17. Dezember 1962 Erster Sexshop der Welt eröffnet
Beate Uhse - eine der einflussreichsten deutschen Unternehmerinnen, mit ihrem 1962 eröffneten „Fachgeschäft für Ehehygiene“, von dem viele meinten, es verstoße gegen "Zucht und Sitte". Autorin: Julia Zöller
17. Dezember
Donnerstag, 17. Dezember 2020
Autor(in): Julia Zöller
Sprecher(in): Krista Posch
Illustration: Tobias Kubald
Redaktion: Frank Halbach
In der großen weiten unübersichtlichen Welt des Internets sind Bewertungen der sichere Hafen. Einordnen und kontrollieren.
Das gilt für Fahrradhelme und Allergikermüsli genauso wie für Sexspielzeug.

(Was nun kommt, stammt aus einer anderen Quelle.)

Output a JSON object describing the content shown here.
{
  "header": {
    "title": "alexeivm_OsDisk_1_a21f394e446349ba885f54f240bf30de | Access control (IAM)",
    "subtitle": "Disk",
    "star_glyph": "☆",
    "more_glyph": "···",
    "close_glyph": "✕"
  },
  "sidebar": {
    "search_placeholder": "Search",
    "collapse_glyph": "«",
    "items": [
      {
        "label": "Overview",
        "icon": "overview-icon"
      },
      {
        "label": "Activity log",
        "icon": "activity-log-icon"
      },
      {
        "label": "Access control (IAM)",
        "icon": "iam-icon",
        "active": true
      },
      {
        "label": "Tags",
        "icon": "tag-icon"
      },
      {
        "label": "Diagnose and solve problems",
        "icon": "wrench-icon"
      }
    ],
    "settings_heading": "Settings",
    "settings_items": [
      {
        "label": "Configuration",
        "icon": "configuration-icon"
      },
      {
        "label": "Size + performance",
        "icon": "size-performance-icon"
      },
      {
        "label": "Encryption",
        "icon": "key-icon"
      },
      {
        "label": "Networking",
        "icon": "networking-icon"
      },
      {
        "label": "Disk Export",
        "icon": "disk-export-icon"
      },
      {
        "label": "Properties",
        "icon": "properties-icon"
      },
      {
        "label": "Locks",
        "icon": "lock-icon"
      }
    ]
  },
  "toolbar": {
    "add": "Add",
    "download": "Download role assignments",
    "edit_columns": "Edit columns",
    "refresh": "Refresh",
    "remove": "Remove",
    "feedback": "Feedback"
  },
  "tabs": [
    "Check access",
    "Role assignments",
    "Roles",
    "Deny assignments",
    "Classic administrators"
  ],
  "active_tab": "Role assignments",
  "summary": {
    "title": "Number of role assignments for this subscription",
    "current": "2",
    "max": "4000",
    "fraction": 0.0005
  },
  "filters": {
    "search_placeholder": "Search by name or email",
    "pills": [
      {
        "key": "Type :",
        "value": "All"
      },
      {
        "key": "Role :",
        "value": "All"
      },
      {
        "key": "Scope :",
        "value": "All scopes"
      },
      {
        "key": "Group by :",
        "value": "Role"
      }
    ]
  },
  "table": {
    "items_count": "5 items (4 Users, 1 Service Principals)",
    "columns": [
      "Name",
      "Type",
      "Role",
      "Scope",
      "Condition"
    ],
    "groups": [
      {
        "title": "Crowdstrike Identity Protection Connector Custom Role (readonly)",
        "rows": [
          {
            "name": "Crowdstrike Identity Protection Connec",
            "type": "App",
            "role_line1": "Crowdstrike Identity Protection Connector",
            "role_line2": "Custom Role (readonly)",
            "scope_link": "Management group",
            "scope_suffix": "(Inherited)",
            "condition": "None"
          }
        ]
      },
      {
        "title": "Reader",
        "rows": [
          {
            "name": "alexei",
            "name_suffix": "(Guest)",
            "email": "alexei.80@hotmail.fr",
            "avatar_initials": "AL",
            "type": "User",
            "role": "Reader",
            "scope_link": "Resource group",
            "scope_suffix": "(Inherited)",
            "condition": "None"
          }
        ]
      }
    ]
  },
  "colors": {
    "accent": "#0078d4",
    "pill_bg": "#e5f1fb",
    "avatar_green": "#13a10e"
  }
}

"Ich habe mich etwas darüber aufgeregt, weil nur ein USB Ladekabel dabei war", schreibt Alfred über ein Geschenk für seine Frau, einen Vibrator. Er hatte einen Netzstecker erwartet. Manuel wiederum irritiert das laute Geräusch…seines "Loverings" und Alexandra moniert an ihrem Spielzeug einen kaputten Akku.
Luft nach oben
Aha. Nun ist es also so weit. Die Deutschen schreiben über Vibratoren als wären das ferngesteuerte Autos oder Taschenlampen.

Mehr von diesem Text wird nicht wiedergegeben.